WOW  . . . more than three inches. Sounds like a must have.

 I am growing the fully double beautiful bloodroot variety that was almost
lost to cultivation. This mutation was discovered in Dayton, Ohio in 1916.
It differed from our native variety in that it is sterile; it can have sixty
long lasting petals rather than the eight or twelve flighty ones of the
native variety; it has larger leaves and rhizomes; and it cannot survive
without regular division. If left alone, it crowds to the surface where it
dries and dies. This was the fate of the discoverer's colony after his death
in 1966. A rhizome had been given to the famed plant hunter,  E.H. Wilson
who named it 'Sanguinaria canadensis variety multiplex' to distinguish it
from the fourteen to sixteen petalled variety, 'flore- pleno' but it
apparently suffered a similar fate after Wilson's tragic death.
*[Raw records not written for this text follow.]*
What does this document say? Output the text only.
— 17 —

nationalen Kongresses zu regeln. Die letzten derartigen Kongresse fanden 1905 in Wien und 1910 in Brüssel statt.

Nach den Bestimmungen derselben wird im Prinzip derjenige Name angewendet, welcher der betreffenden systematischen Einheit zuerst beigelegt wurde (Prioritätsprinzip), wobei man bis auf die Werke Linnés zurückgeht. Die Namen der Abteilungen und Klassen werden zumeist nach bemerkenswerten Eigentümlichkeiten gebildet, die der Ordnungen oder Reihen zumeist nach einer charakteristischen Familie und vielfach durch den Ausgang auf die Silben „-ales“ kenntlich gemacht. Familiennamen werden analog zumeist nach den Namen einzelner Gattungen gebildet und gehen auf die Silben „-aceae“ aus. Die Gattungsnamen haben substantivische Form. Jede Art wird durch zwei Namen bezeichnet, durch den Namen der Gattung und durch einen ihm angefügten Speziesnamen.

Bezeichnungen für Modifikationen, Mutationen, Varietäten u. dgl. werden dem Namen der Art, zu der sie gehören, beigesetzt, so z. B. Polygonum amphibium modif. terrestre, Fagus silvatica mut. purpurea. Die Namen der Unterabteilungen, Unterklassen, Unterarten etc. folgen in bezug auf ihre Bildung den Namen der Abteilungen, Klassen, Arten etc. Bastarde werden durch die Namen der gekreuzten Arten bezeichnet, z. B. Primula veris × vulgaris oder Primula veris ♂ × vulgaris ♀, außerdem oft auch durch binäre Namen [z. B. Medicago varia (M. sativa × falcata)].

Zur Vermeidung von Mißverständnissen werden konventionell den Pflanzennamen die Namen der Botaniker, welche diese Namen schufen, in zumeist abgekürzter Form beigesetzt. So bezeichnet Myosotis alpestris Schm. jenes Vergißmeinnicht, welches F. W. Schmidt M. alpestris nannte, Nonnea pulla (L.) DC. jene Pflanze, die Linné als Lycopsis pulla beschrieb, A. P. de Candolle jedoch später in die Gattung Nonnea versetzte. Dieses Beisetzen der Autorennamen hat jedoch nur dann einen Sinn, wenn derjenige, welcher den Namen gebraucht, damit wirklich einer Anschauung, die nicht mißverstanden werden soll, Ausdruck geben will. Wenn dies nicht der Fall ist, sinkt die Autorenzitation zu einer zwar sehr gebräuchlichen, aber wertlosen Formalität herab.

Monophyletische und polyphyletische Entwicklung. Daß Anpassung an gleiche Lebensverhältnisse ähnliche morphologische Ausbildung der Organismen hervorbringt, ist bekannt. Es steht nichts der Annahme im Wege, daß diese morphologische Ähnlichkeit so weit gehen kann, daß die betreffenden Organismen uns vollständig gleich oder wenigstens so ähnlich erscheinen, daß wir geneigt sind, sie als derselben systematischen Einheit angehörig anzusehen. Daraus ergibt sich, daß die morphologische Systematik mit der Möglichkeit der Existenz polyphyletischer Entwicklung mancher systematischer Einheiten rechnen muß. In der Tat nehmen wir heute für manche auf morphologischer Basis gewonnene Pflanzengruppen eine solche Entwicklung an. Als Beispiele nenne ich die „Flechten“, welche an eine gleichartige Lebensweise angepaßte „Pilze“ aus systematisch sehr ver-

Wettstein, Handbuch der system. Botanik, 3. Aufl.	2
Another
rhizome was given to Henry Teuscher, the director emeritus of the Montreal
Botanical Garden, who generously propagated it and shared it with gardeners
around the world, ensuring its survival.

To me, the survival of this beautiful bloodroot mutation not only underlines
the importance of keen botanical observation but also the importance of
sharing our horticultural treasures.

Does anybody grow the 'flore pleno ' variety?  Can it and  the 'TN' variety
produce seed or are they sterile as well?